Taxation
Taxation on January 1, 2010
The goal of this section is to identify the general principles concerning perceived earnings. This information, however, does not constitute a summary of the main tax provisions applicable today. It does not include changes that may occur, only those in effect on January 1, 2010.
The following information applies only to shareholders whose tax domicile or main office is located in France.
Earnings from securities (dividends)
Any dividends received are subject to:
- social security withholding of 12.1% :
. CSG (8.2%, of which 5.8% is tax deductible),
. CRDS (0.5%),
. Social security (2%)
. Additional contribution (0.3%),
. Social contribution in aid of low-income household RSA (1,1%).
These contributions are withheld by the payer upon payment of the dividend
- and by shareholder choice, subject to income taxe or to with holding tax of 18%.
If the shareholder choose the income tax : a 40% discount is applied to the total amount. An additional discount is applied to the taxable 60% for a lump sum of €1,525 (or €3,050 per couple). In addition, a tax credit is given, up to 50% of the total amount of dividends received, without exceeding €115 (€230 per couple).
Valuation of securities portfolio for capital tax
(Impôt de Solidarité sur la Fortune)
The share price to be used is up to the shareholder:
. The closing price for the fiscal year: €76.14 on December 31, 2009,
or
. The average closing price for the last 30 trading days of the fiscal year: €73.75 (for 2009)
Historic data
Share price (in euros) | 2004 | 2005 | 2006 | 2007 | 2008 | 2009 |
End-of-year share price | 72.90 | 97.00 | 145.00 | 107.32 | 49.64 | 76.14 |
ISF average share price | 71.99 | 94.31 | 119.98 | 113.01 | 43.44 | 73.75 |
Definition of the purchase price of a Gecina share
Some examples:
- Actual purchase price on the market, including all fees;
- Market closing price the day before the contribution;
- In the event of an inheritance, the closing price the day before the death or an average of the last 30 market prices preceding the death;
Capital gains from the sale of securities
The length of time retained for the appreciation of the tax exemption for the statement corresponds to the transferts intervened 2010 between December 29th, 2009 to December 28th, 2010.

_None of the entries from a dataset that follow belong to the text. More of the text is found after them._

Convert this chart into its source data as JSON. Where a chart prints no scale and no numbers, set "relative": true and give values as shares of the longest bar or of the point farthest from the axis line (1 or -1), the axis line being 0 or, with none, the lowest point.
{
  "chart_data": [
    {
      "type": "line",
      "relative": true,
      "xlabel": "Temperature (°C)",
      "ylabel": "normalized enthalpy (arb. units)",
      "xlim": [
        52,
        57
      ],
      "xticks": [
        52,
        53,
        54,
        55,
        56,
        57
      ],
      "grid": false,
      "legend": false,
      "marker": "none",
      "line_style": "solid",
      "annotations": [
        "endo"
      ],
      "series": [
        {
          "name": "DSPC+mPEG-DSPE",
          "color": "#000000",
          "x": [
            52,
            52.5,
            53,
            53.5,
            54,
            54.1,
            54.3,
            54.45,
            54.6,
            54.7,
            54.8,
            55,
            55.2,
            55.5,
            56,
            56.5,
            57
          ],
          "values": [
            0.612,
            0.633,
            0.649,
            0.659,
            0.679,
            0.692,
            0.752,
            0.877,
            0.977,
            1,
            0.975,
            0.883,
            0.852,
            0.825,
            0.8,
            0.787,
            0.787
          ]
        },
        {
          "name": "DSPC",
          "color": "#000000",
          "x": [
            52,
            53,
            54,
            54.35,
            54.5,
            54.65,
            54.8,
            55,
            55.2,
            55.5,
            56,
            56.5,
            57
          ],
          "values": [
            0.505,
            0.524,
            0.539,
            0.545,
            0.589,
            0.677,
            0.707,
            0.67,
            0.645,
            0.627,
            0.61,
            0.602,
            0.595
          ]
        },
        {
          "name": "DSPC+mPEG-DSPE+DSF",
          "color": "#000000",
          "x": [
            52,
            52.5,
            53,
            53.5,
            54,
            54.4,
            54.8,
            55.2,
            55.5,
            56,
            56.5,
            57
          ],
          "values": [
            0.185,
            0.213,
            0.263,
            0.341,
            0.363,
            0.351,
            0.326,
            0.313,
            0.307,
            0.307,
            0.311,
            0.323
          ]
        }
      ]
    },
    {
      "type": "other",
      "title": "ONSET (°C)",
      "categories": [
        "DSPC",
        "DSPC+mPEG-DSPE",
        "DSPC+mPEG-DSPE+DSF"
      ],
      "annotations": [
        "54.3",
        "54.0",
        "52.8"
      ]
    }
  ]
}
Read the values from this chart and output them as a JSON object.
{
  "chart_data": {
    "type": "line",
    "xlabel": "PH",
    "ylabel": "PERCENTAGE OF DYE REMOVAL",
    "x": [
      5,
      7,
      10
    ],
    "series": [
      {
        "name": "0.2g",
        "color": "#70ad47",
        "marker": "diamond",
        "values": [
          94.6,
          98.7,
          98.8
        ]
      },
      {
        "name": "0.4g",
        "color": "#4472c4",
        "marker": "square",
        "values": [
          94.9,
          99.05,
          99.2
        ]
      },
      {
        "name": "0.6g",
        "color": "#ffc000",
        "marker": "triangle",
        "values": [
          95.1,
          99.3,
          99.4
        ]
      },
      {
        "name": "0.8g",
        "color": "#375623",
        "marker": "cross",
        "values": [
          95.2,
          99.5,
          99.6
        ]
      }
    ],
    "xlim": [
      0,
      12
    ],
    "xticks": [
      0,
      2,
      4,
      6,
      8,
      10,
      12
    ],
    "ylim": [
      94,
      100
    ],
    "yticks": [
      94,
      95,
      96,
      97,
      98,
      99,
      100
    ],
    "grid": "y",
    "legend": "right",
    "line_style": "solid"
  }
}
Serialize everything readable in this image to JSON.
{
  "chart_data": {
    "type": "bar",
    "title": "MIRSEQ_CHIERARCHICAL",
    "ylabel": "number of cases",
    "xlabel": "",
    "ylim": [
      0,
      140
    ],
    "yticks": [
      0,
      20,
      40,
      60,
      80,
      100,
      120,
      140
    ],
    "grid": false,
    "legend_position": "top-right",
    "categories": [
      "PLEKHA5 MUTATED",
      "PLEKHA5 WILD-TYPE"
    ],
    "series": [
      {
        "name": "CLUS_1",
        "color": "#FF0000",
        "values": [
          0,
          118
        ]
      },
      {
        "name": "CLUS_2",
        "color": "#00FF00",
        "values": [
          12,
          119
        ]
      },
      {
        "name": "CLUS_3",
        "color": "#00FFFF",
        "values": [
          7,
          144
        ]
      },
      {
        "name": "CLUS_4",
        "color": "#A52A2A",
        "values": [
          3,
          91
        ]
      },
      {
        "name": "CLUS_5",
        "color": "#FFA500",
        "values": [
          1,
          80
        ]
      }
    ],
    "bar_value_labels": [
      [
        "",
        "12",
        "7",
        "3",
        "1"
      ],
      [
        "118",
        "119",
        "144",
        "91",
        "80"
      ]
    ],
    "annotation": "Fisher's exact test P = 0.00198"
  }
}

A capital gain is the difference between the purchase price of the shares and the net proceeds received upon their sale on the market.
Capital gains from the sale of securities are subject to social security of 12.1% since january the 1st, 2010.
If the total gross amount from the sale of securities by the tax household for the year exceeds the tax exemption threshold (€25,830 for 2010), the recorded capital gains are in more subject to a fixed taxe of 18%:
If the shareholder holds onto shares at least six years before selling them, a progressive exemption is given: a discount equal to one-third of the taxable capital gains applied for each year the shares were held beyond the fifth (1).
(1) The length of time the purchased shares were held before January 1, 2006 is deducted from that date, not accounting for old they are. So, for shares held on December 31, 2006, the discount applies only to sales made on or after January 1, 2012, with the exemption applying fully only for sales occurring in 2014 or later.
Specifics regarding shares issued by the Company Savings Plan
(CSP)
Capital gains realized when selling shares issues from a Company Savings Plan are exempt from the 18% flat tax, in accordance with Article 150-0A III 4 of the CGI (general tax code), but they are subject to social security contributions of 12.1%, without any exemption threshold.
Sales carried out as part of a Company Savings Plan do not count toward the €25,830 threshold.